By Barbara Gutierrez
The country continues to be hazardous for members of the news media as the January murders are added to the death toll. A University scholar says that impunity must end, and the press must be protected.
Mexico continues to be one of the most dangerous places for journalists to practice their profession. Four journalists were killed since the start of this year, prompting large street demonstrations in almost 40 cities in the country by angry news people who are demanding justice for their fallen colleagues.
In early January, journalist Jose Luis Gamboa was stabbed to death in Veracruz state. And two others killed were from Tijuana, an area that is plagued with drug violence as rival cartels compete for power. Margarito Martinez, 49, a photographer and crime reporter, was killed near his home on Jan. 17. And Lourdes Maldonado Lopez, a 67-year-old local television personality, was shot in her car as she arrived home on Jan. 23.
On Monday, a fourth news person was killed. Roberto Toledo, a 55-year-old who worked in a law office, was shot dead in a garage in Zitácuaro in the state of Michoacán, where he also worked for the local online news outlet Monitor Michoacan.
In the past three years, 32 journalists have been murdered in Mexico, according to the Committee to Protect Journalists—making it one of the deadliest places for journalists outside of war zones.
Another was attacked last Wednesday. Jose Ignacio Santiago narrowly escaped when a car carrying armed assailants tried to cut his vehicle off on a rural highway in the southern state of Oaxaca.
Sallie Hughes, associate dean for global initiatives and professor in the School of Communication at the University of Miami, has done extensive research on the plight of Mexican journalists.
“This does not seem to end, and I worry that as long as there is no punishment, the killing of journalists is being normalized,” she said of the recent deaths.
There has been a history of impunity when it comes to the violence against journalists, according to Hughes. Many journalists who cover crime, corruption, and the drug trade are threatened and intimidated not only by criminals but often by police officers and people in government, she stated.

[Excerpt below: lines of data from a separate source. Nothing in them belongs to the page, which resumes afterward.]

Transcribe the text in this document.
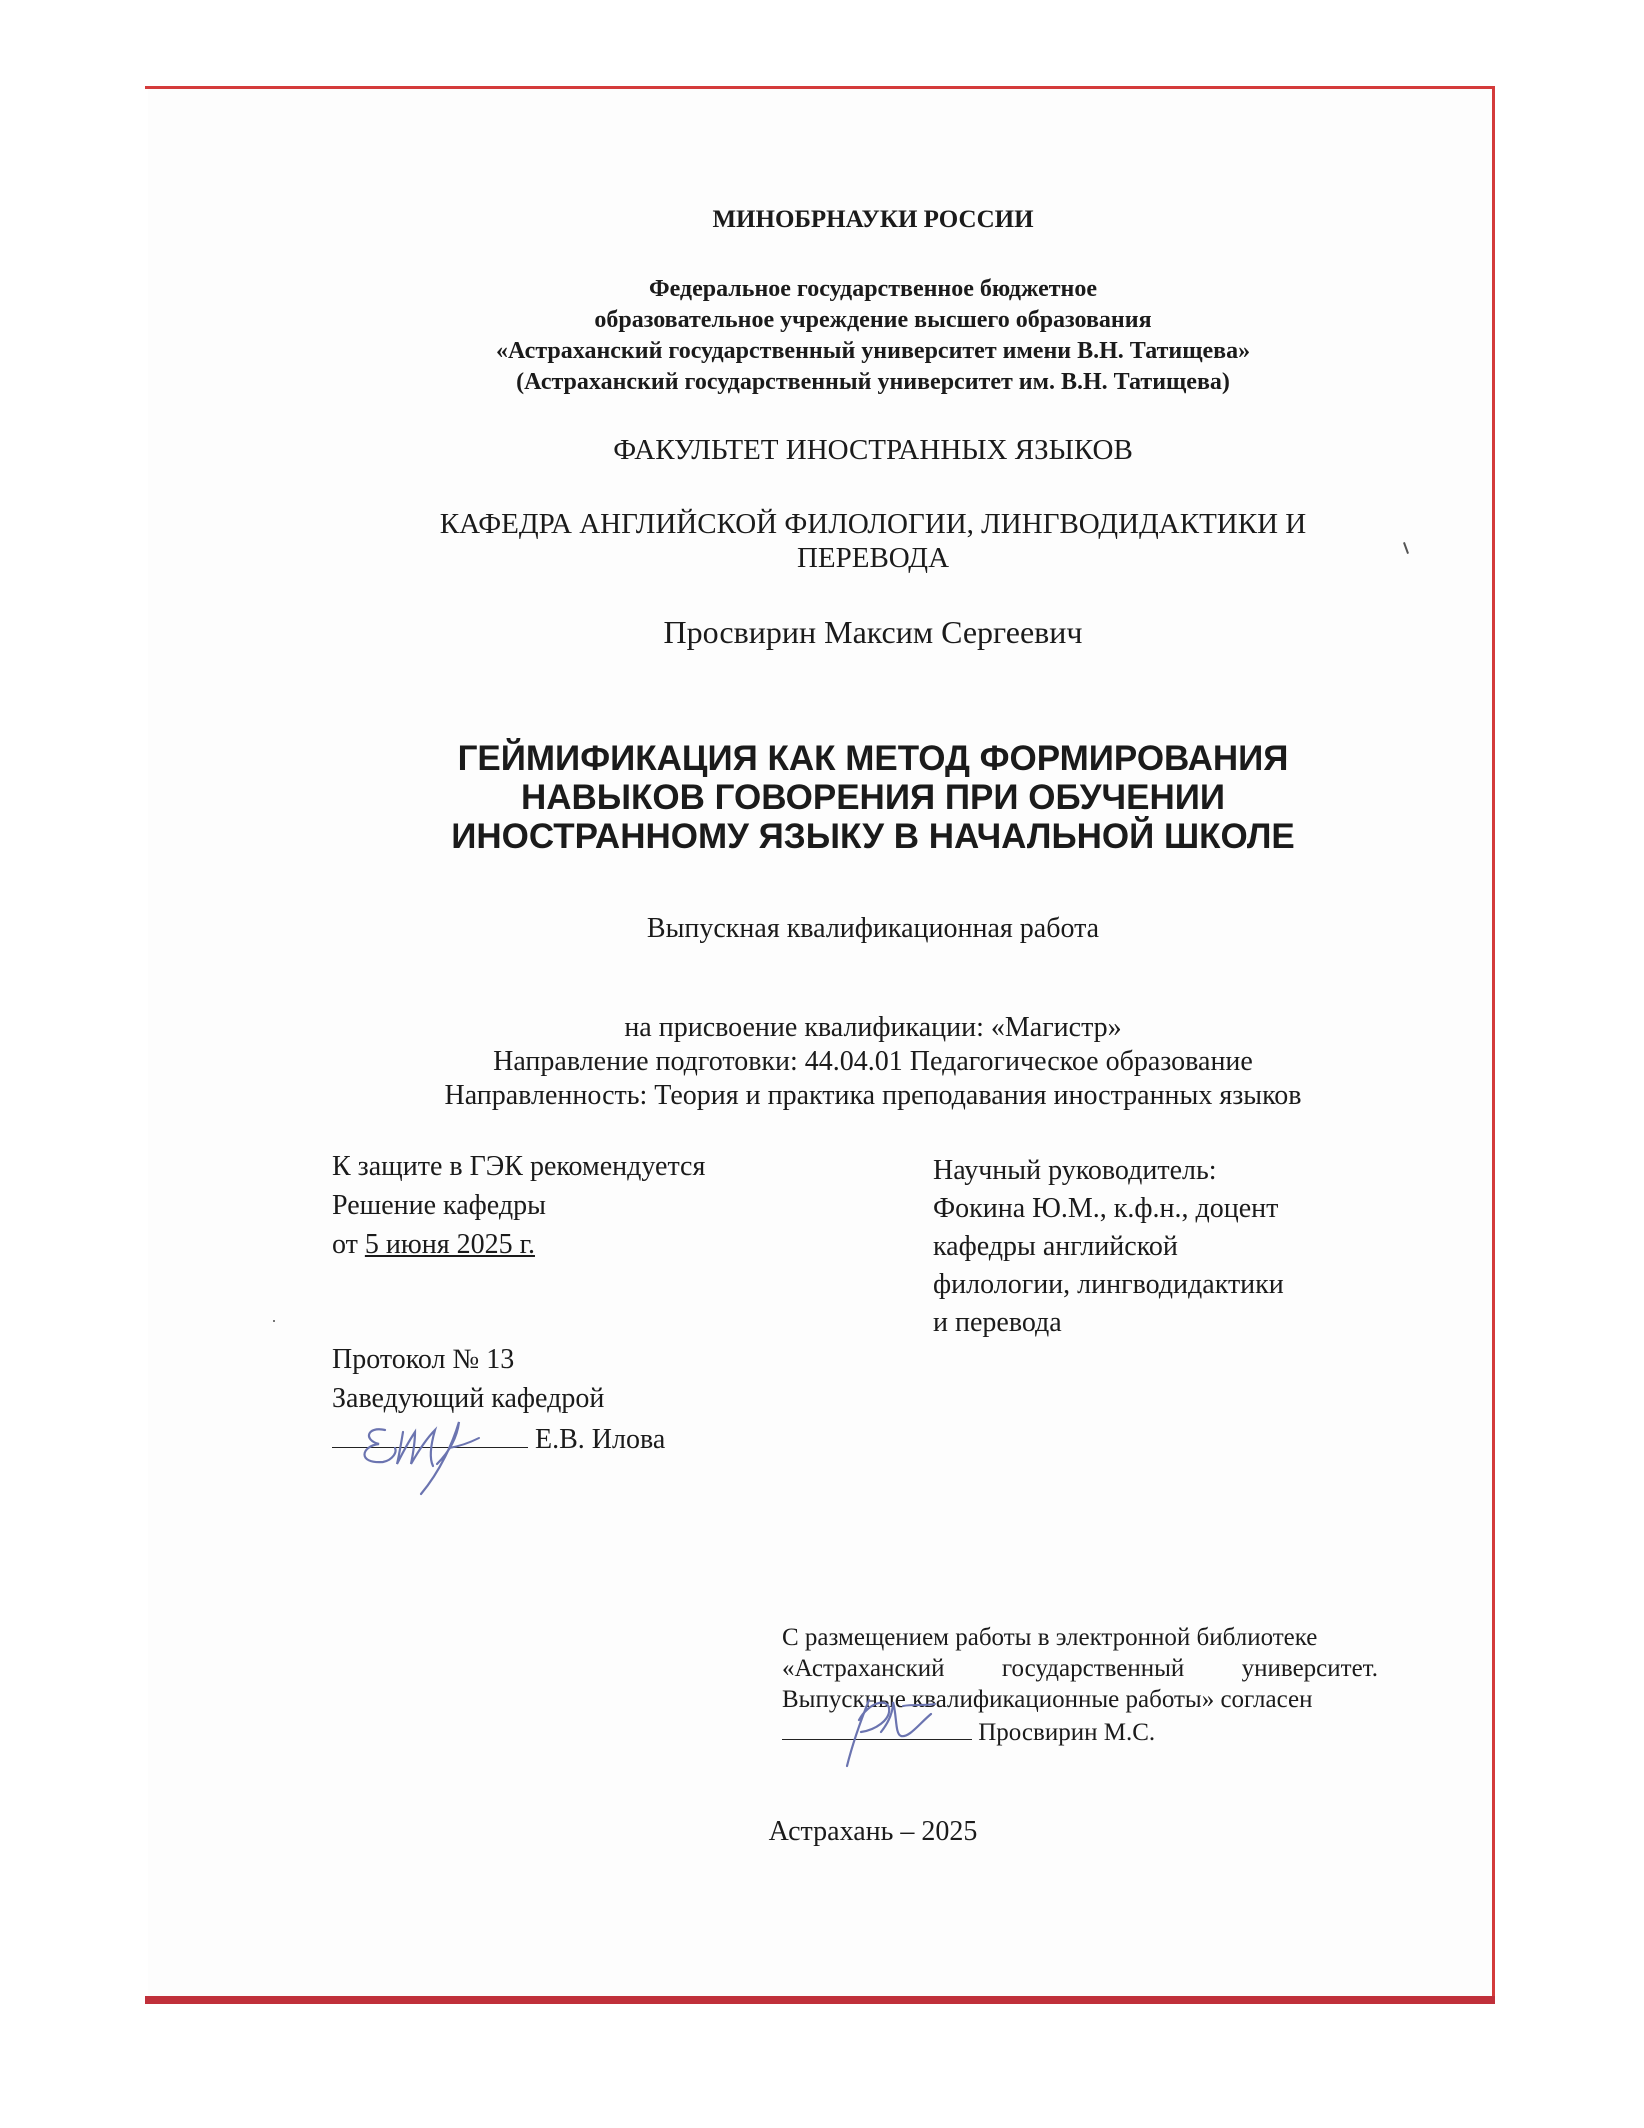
МИНОБРНАУКИ РОССИИ
Федеральное государственное бюджетное
образовательное учреждение высшего образования
«Астраханский государственный университет имени В.Н. Татищева»
(Астраханский государственный университет им. В.Н. Татищева)
ФАКУЛЬТЕТ ИНОСТРАННЫХ ЯЗЫКОВ
КАФЕДРА АНГЛИЙСКОЙ ФИЛОЛОГИИ, ЛИНГВОДИДАКТИКИ И
ПЕРЕВОДА
Просвирин Максим Сергеевич
ГЕЙМИФИКАЦИЯ КАК МЕТОД ФОРМИРОВАНИЯ
НАВЫКОВ ГОВОРЕНИЯ ПРИ ОБУЧЕНИИ
ИНОСТРАННОМУ ЯЗЫКУ В НАЧАЛЬНОЙ ШКОЛЕ
Выпускная квалификационная работа
на присвоение квалификации: «Магистр»
Направление подготовки: 44.04.01 Педагогическое образование
Направленность: Теория и практика преподавания иностранных языков
К защите в ГЭК рекомендуется
Решение кафедры
от 5 июня 2025 г.
Протокол № 13
Заведующий кафедрой
Е.В. Илова
Научный руководитель:
Фокина Ю.М., к.ф.н., доцент
кафедры английской
филологии, лингводидактики
и перевода
С размещением работы в электронной библиотеке
«Астраханский государственный университет.
Выпускные квалификационные работы» согласен
Просвирин М.С.
Астрахань – 2025
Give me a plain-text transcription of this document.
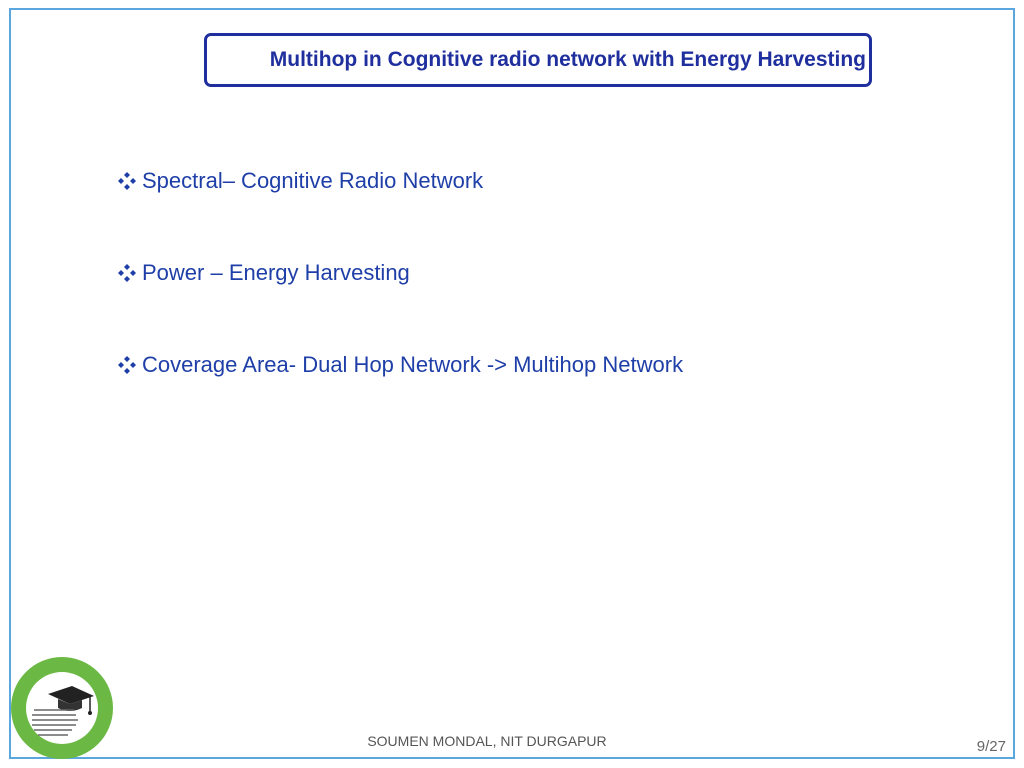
Multihop in Cognitive radio network with Energy Harvesting
Spectral– Cognitive Radio Network
Power – Energy Harvesting
Coverage Area- Dual Hop Network -> Multihop Network
SOUMEN MONDAL, NIT DURGAPUR	9/27
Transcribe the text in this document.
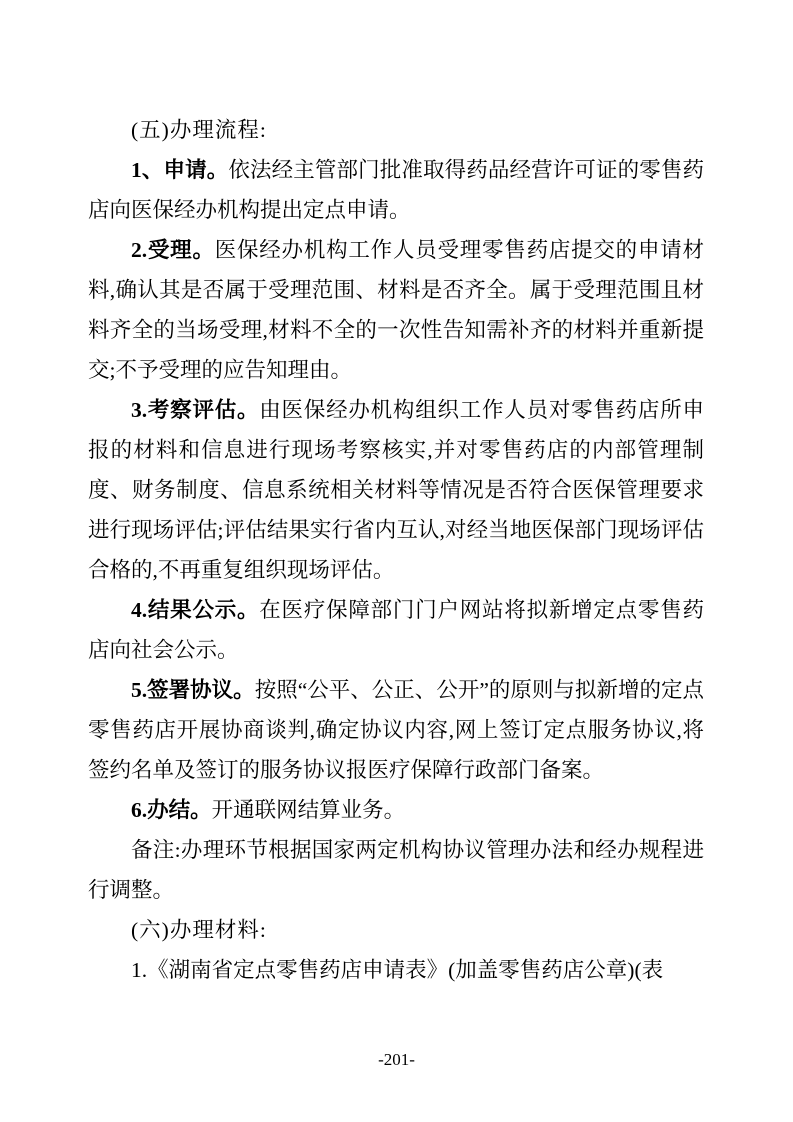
(五)办理流程:

1、申请。依法经主管部门批准取得药品经营许可证的零售药店向医保经办机构提出定点申请。

2.受理。医保经办机构工作人员受理零售药店提交的申请材料,确认其是否属于受理范围、材料是否齐全。属于受理范围且材料齐全的当场受理,材料不全的一次性告知需补齐的材料并重新提交;不予受理的应告知理由。

3.考察评估。由医保经办机构组织工作人员对零售药店所申报的材料和信息进行现场考察核实,并对零售药店的内部管理制度、财务制度、信息系统相关材料等情况是否符合医保管理要求进行现场评估;评估结果实行省内互认,对经当地医保部门现场评估合格的,不再重复组织现场评估。

4.结果公示。在医疗保障部门门户网站将拟新增定点零售药店向社会公示。

5.签署协议。按照“公平、公正、公开”的原则与拟新增的定点零售药店开展协商谈判,确定协议内容,网上签订定点服务协议,将签约名单及签订的服务协议报医疗保障行政部门备案。

6.办结。开通联网结算业务。

备注:办理环节根据国家两定机构协议管理办法和经办规程进行调整。

(六)办理材料:

1.《湖南省定点零售药店申请表》(加盖零售药店公章)(表

-201-
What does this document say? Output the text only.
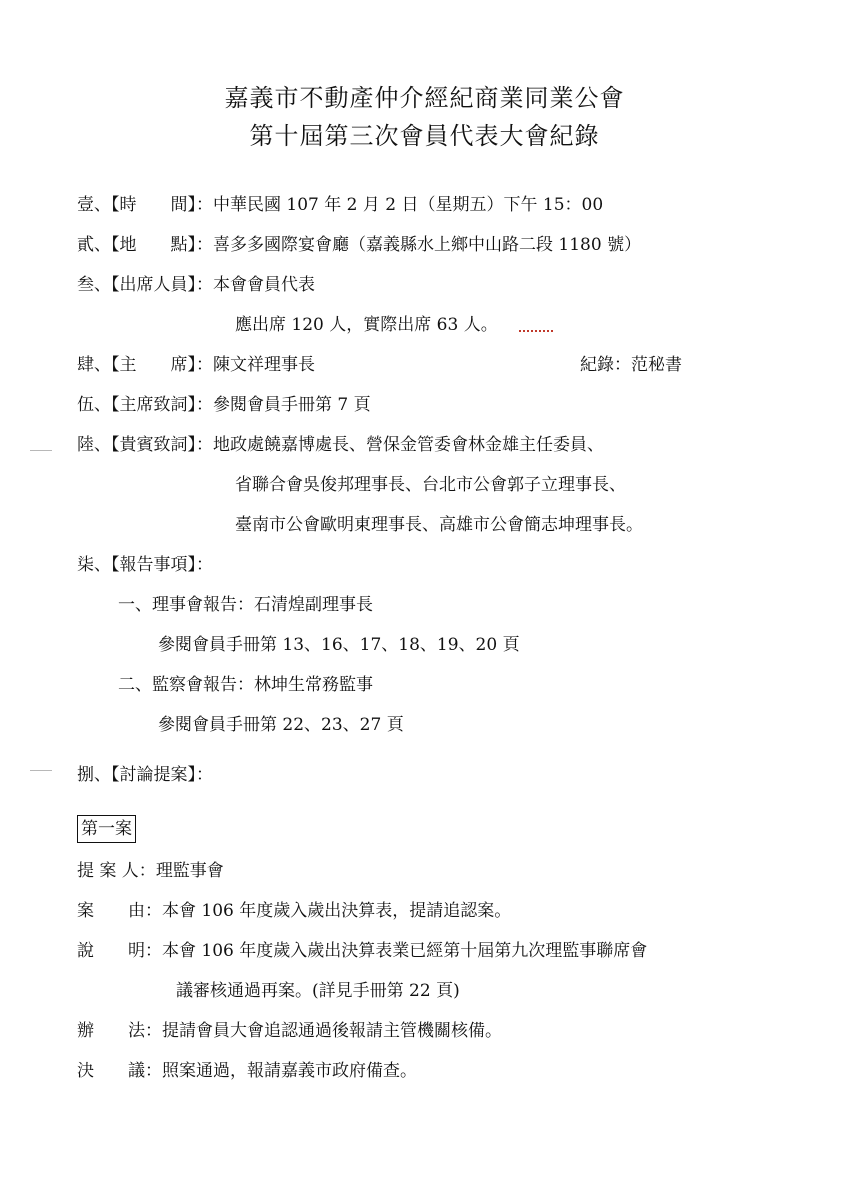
嘉義市不動產仲介經紀商業同業公會
第十屆第三次會員代表大會紀錄
壹、【時　　間】：中華民國 107 年 2 月 2 日（星期五）下午 15：00
貳、【地　　點】：喜多多國際宴會廳（嘉義縣水上鄉中山路二段 1180 號）
叁、【出席人員】：本會會員代表
應出席 120 人，實際出席 63 人。
肆、【主　　席】：陳文祥理事長	紀錄：范秘書
伍、【主席致詞】：參閱會員手冊第 7 頁
陸、【貴賓致詞】：地政處饒嘉博處長、營保金管委會林金雄主任委員、
省聯合會吳俊邦理事長、台北市公會郭子立理事長、
臺南市公會歐明東理事長、高雄市公會簡志坤理事長。
柒、【報告事項】：
一、理事會報告：石清煌副理事長
參閱會員手冊第 13、16、17、18、19、20 頁
二、監察會報告：林坤生常務監事
參閱會員手冊第 22、23、27 頁
捌、【討論提案】：
第一案
提 案 人：理監事會
案　　由：本會 106 年度歲入歲出決算表，提請追認案。
說　　明：本會 106 年度歲入歲出決算表業已經第十屆第九次理監事聯席會
議審核通過再案。(詳見手冊第 22 頁)
辦　　法：提請會員大會追認通過後報請主管機關核備。
決　　議：照案通過，報請嘉義市政府備查。
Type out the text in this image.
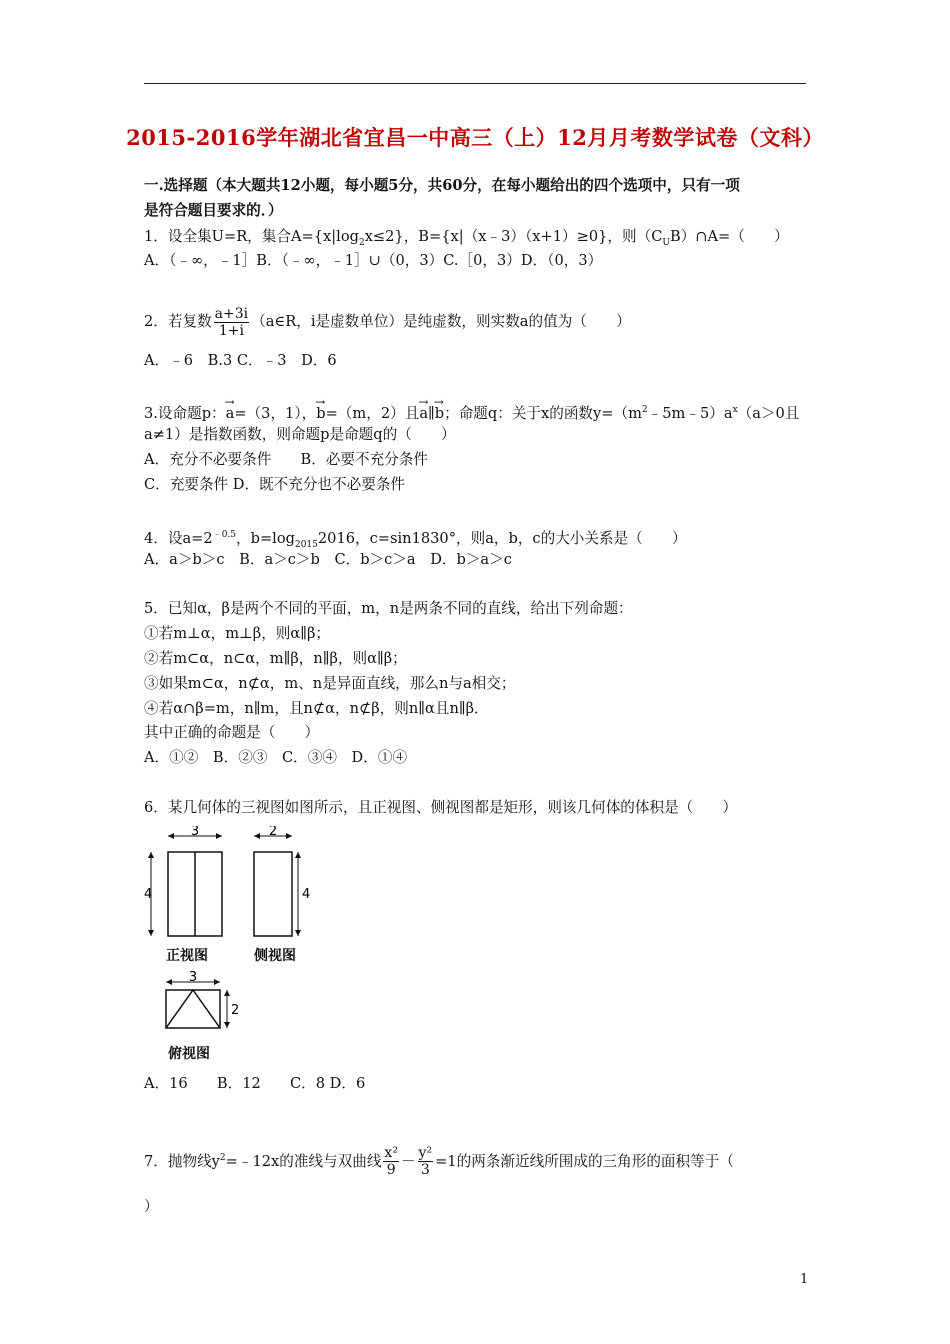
2015-2016学年湖北省宜昌一中高三（上）12月月考数学试卷（文科）
一.选择题（本大题共12小题，每小题5分，共60分，在每小题给出的四个选项中，只有一项
是符合题目要求的．）
1．设全集U=R，集合$A=\{x|\log_2x\le 2\}$，B={x|（x﹣3）（x+1）≥0}，则$(C_UB)\cap A=$（　　）
A．（﹣∞，﹣1］B．（﹣∞，﹣1］∪（0，3）C.［0，3）D．（0，3）
2．若复数 $\frac{a+3i}{1+i}$ （a∈R，i是虚数单位）是纯虚数，则实数a的值为（　　）
A．﹣6　B.3 C．﹣3　D．6
3.设命题p：→ a=（3，1），→ b=（m，2）且→ a∥→ b；命题q：关于x的函数$y=(m^2﹣5m﹣5)a^x(a>0$且
a≠1）是指数函数，则命题p是命题q的（　　）
A．充分不必要条件　　B．必要不充分条件
C．充要条件 D．既不充分也不必要条件
4．设$a=2^{﹣0.5}$，$b=\log_{2015}2016$，c=sin1830°，则a，b，c的大小关系是（　　）
A．a＞b＞c　B．a＞c＞b　C．b＞c＞a　D．b＞a＞c
5．已知α，β是两个不同的平面，m，n是两条不同的直线，给出下列命题：
①若m⊥α，m⊥β，则α∥β；
②若m⊂α，n⊂α，m∥β，n∥β，则α∥β；
③如果m⊂α，n⊄α，m、n是异面直线，那么n与a相交；
④若α∩β=m，n∥m，且n⊄α，n⊄β，则n∥α且n∥β．
其中正确的命题是（　　）
A．①②　B．②③　C．③④　D．①④
6．某几何体的三视图如图所示，且正视图、侧视图都是矩形，则该几何体的体积是（　　）
3
4
正视图
2
4
侧视图
3
2
俯视图
A．16　　B．12　　C．8 D．6
7．抛物线$y^2=﹣12x$的准线与双曲线 $\frac{\text{x²}}{9} - \frac{\text{y²}}{3} =1$的两条渐近线所围成的三角形的面积等于（
）
1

The government set up a state-run mechanism in 2012 to protect journalists in the country, but there have been reports that the agency is understaffed and underfunded.
At the time of her death, Maldonado was under state protection. During a news conference in 2019, she had appealed to Mexican president Andrés Manuel López Obrador saying that she feared for her life.
Hughes also pointed out that there seems to be a “lack of political will” to end the violence. The president of Mexico must have the political will and democratic values to protect journalists even if he doesn’t always like what they have to say, she declared.
“There are two things that López Obrador can do right now,” the scholar listed. “Empower the special prosecutors to professionally investigate and charge anyone who attacks a journalist. Make that a priority. Ending impunity now begins to break the cycle,” she said. “The second thing is to beef up the capacity of the protection mechanism, and make sure it is not penetrated by anyone who is corrupt.”
Even though many Mexican journalists work under precarious and often dangerous conditions, they express a strong sentiment that their work is important. Hughes’ research shows that journalists who are most threatened are those who voice a strong commitment to report and publish news and to hold those in power accountable.
“Their tenacity and bravery come from a deep dedication to the public service mission of journalism. They are banding together to take safety training, report collaboratively, and to protest publicly to demand government protection,” said Hughes. “There are international entities such as UNESCO, Reporters without Borders, and the Committee to Protect Journalists that also take up their cause and pressure the government to do more.”
Hughes is a member of a group called The Worlds of Journalism Study, a consortium of more than 100 universities around the world. She and others formed the Mexico study network of eight universities in 2018 with support from the University’s Institute for Advanced Study of the Americas. The country teams are conducting research based on common methodologies to understand journalists’ working conditions around the world, including risk and precarity, and hope to make the knowledge available to policymakers, international organizations, and fellow journalists.
The group issued a letter last Thursday condemning the killings in Mexico. “Violence against journalists, in addition to attacking and silencing people who practice this profession, violates freedom of expression and citizens’ right to information. It is violence that progressively consolidates zones of silence in which people who practice journalism, at the risk of being harmed, cannot communicate about the problems of their community, thus canceling the right of citizens to be informed and act accordingly. All this brings with it profound risks for the democratic life of our country,” a part of the letter stated.